If, as an international bowler, you can take the wicket of Kumar Sangakkara, you are doing something right. Plunkett should have done so twice, but failed on both occasions. On one of which he was culpable; on the other, he certainly was not.
In the middle of another rapid stint, Plunkett drew the edge from the Sri Lankan maestro and leapt skywards in celebration. His joy was premature, however. Matt Prior, playing in his 77th Test, contrived to drop a catch for which he had barely had to move. Prior tried to suggest the ball had moved erratically in flight, but that did not spare him the harsh judgement of Michael Vaughan. “A goober,” remarked the former England captain, using a cricketing slang term for a particularly bad error.
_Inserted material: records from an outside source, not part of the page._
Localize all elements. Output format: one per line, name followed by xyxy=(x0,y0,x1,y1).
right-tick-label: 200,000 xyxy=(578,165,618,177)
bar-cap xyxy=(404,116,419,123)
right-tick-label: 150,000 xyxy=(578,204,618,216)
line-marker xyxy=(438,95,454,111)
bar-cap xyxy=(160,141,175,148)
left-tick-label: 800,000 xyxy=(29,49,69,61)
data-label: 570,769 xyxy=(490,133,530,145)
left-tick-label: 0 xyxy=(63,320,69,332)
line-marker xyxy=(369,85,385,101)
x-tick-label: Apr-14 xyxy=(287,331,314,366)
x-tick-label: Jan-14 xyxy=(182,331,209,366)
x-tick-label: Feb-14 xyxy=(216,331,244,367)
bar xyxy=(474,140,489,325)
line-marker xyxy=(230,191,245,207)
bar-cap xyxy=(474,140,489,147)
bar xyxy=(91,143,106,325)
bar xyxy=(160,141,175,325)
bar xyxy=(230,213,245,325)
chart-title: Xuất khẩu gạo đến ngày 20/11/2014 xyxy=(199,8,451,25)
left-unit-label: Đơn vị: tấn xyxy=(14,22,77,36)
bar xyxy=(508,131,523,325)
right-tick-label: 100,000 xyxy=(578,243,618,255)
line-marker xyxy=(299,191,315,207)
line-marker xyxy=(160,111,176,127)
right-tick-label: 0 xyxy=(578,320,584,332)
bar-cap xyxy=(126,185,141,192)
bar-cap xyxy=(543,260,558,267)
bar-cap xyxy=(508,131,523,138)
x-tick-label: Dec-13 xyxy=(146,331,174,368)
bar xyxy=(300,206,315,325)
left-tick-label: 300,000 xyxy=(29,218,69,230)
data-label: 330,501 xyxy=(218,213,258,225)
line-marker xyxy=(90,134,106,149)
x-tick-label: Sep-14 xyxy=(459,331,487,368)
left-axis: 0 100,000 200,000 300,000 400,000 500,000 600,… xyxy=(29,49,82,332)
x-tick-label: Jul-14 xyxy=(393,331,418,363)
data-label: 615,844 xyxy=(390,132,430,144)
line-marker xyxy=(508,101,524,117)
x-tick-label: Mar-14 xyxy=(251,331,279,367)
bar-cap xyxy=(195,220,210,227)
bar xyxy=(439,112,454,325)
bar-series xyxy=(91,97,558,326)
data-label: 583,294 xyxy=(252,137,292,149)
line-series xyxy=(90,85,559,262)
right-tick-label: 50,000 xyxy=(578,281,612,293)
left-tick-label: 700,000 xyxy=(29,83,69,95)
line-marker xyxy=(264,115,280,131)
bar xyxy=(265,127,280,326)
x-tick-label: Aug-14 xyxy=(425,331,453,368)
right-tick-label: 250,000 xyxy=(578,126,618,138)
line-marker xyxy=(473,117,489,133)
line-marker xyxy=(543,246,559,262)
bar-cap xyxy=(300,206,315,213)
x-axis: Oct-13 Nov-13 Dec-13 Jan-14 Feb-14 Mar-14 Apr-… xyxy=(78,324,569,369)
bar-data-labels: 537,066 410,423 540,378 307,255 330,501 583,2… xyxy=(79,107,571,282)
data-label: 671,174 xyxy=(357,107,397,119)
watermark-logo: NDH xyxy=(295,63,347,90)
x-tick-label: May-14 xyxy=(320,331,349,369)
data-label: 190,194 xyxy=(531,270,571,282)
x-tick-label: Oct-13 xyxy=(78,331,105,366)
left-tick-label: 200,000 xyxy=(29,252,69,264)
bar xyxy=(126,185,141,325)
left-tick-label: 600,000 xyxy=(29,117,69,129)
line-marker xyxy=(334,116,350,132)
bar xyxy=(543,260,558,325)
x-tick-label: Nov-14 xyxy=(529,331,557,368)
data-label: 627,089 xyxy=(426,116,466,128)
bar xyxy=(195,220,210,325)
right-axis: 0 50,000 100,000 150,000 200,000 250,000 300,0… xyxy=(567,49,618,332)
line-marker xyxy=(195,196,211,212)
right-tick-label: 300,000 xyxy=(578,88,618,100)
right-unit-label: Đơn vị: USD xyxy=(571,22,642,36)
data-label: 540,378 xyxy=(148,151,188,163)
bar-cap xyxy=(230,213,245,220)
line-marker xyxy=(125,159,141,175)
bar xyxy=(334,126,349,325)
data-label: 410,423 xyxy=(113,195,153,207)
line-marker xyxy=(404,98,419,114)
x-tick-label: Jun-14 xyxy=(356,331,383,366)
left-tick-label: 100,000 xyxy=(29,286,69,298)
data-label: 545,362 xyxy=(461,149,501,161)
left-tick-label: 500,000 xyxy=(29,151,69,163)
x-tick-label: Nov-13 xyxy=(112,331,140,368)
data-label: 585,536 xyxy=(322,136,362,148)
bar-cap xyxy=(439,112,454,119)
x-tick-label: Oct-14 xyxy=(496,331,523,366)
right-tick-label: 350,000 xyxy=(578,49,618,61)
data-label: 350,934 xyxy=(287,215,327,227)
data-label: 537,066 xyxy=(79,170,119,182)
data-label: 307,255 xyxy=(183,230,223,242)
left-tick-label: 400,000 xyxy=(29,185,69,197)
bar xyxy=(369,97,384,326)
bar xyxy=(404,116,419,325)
In the final over before lunch, Plunkett himself was at fault as he failed to appeal when Sangakkara chased a wide delivery. Television replays during the lunch interval showed that batsman had made a faint connection with the ball.
Perhaps the younger Plunkett would have become disheartened. The older version responded with two wickets in two deliveries, removing Mahela Jayawardene – one of the world’s finest batsman – and Lahiru Thirimanne. Then, as Plunkett and Stuart Broad tore apart Sri Lanka in the final session, the former delivered a venomous bouncer that would have troubled many more accomplished batsmen than Dhammika Prasad.
Prasad has been recalled to the side for this Test but his first innings lasted only two balls. His attempts to evade Plunkett’s bumper were in vain as the ball took the glove and was caught behind.
Bowling in tandem during the late afternoon, Plunkett and Broad were fearsome indeed. “I know what I am now,” Plunkett said in the build-up to this Test. “I run in and hit the pitch hard and back myself to do that.”
This is a man who knows his mind and is aware of his role, as Sri Lanka have discovered already. Later in the summer, India’s batting technicians may be the next to feel Plunkett’s fire.